In der Schweiz brüten die meisten Wanderfalken in Felswänden im Mittelland und Jura. Wenige Paare haben ihren Brutplatz an hohen Gebäuden in Städten oder nutzen sogar Kühltürme von AKWs. Die Brutzeit beginnt mit der Balz, bei der neben den rasanten Balzflügen auch Beuteübergaben in der Luft stattfinden.

Ab Anfang März legt das Weibchen drei bis vier Eier in eine Nestmulde. Die Bebrütung erfolgt vorab durch das Weibchen; das Männchen geht auf die Jagd und versorgt die Partnerin mit Beute. Die Brutdauer beträgt rund vier Wochen. Nach dem Ausschlüpfen werden die Jungen während 36 bis 40 Tagen im Nest betreut. Dann fliegen sie zum ersten Mal aus und erlernen von den Eltern das Beuteschlagen. Im Hochsommer löst sich die Familie auf.

Bild: Martin Becker

Verheerende Wirkung eines Pestizids

Wanderfalken waren ab 1950 vom Pestizid DDT stark betroffen. Wegen des Gifts legten sie - wie andere Greifvögel - Eier mit zu dünnen Eischalen; mit der Folge, dass der Bruterfolg gegen Null sank. Auch die damals noch erlaubte Bejagung tat ihr Übriges. Aus vielen europäischen Ländern verschwand der Wanderfalke als Brutvogel. In der Schweiz konnten sich nur kleine Restbestände halten.

Die langsame Erholung begann nach dem Verbot von DDT in den Siebzigerjahren. Heute besiedelt der "Vogel des Jahres" wieder viele Gegenden Europas - ein Grosserfolg des internationalen Naturschutzes. In der Schweiz werden rund 300 Paare gezählt. Weltweit findet man die anpassungsfähige Art auf allen Kontinenten - ausser in der Antarktis.
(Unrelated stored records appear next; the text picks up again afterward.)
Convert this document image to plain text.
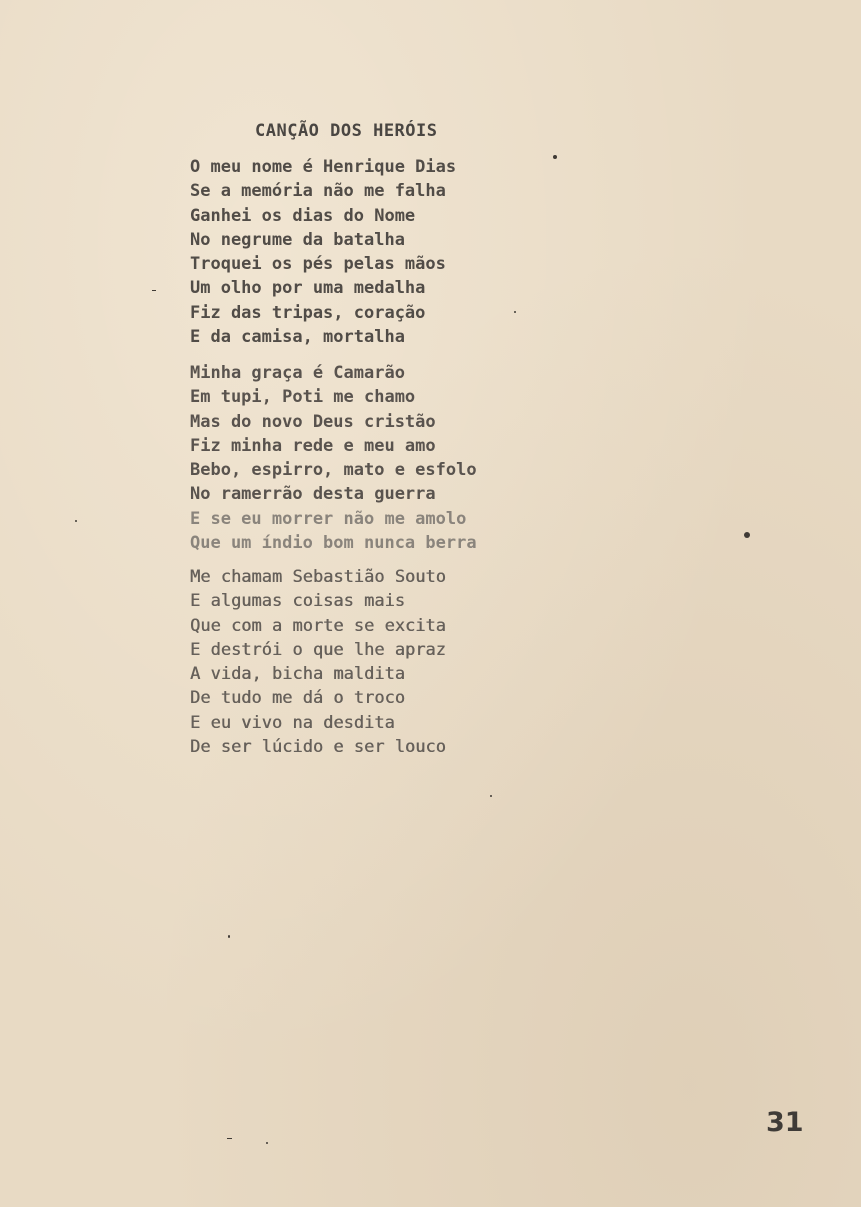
CANÇÃO DOS HERÓIS
O meu nome é Henrique Dias
Se a memória não me falha
Ganhei os dias do Nome
No negrume da batalha
Troquei os pés pelas mãos
Um olho por uma medalha
Fiz das tripas, coração
E da camisa, mortalha
Minha graça é Camarão
Em tupi, Poti me chamo
Mas do novo Deus cristão
Fiz minha rede e meu amo
Bebo, espirro, mato e esfolo
No ramerrão desta guerra
E se eu morrer não me amolo
Que um índio bom nunca berra
Me chamam Sebastião Souto
E algumas coisas mais
Que com a morte se excita
E destrói o que lhe apraz
A vida, bicha maldita
De tudo me dá o troco
E eu vivo na desdita
De ser lúcido e ser louco
31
Gäbe es keine Bedrohungen durch Gift oder Jagd, wäre der Wanderfalke mit wenig zufrieden: Nötig ist ein störungsfreier Brutplatz, ausreichend Beute und freier Luftraum für die Jagd.

Bild: Hans Glader

Neue Bedrohungen

Nun aber drohen neue Gefahren: BirdLife Schweiz hat in den letzten Jahren über ein Dutzend Vergiftungsfälle registriert. Dabei versuchten gewisse Taubenzüchter Falken zu vergiften, indem sie ihre Tauben mit hochpotentem Gift präparierten. Das inzwischen berühmte Zürcher Wanderfalken-Weibchen, das in seinem Nest vor laufender Webcam starb, war nur eines der Opfer.

Bislang wurden zwei Züchter identifiziert verurteilt. Die Dunkelziffer dürfte jedoch gross sein - denn viele städtische Brutplätze von Wanderfalken sind verwaist und der Schweizer Bestand ist in den letzten Jahren um rund 15 Prozent gesunken. Hinzu kommen weitere Gefahren wie neue Windpärke, zunehmende Störungen an den Brutfelsen, unsichtbare Glasscheiben und weiteres.

BirdLife Schweiz setzt alles daran, dass der Wanderfalke in der Schweiz eine Zukunft hat. "Letzteres ist leider nicht selbstverständlich", erklärt Werner Müller, Geschäftsführer von BirdLife Schweiz. "Es braucht einen dauernden Einsatz und einen rigorosen Schutz." Dazu gehört der Kampf gegen die Vergiftungen, der Einsatz für mehr Biodiversität im Siedlungsraum wie auch der ständige Einsatz gegen die schlimmsten Pestizide und anderen Umweltgifte. Diese Massnahmen kommen nicht nur dem Wanderfalken, sondern auch vielen anderen Arten zugute.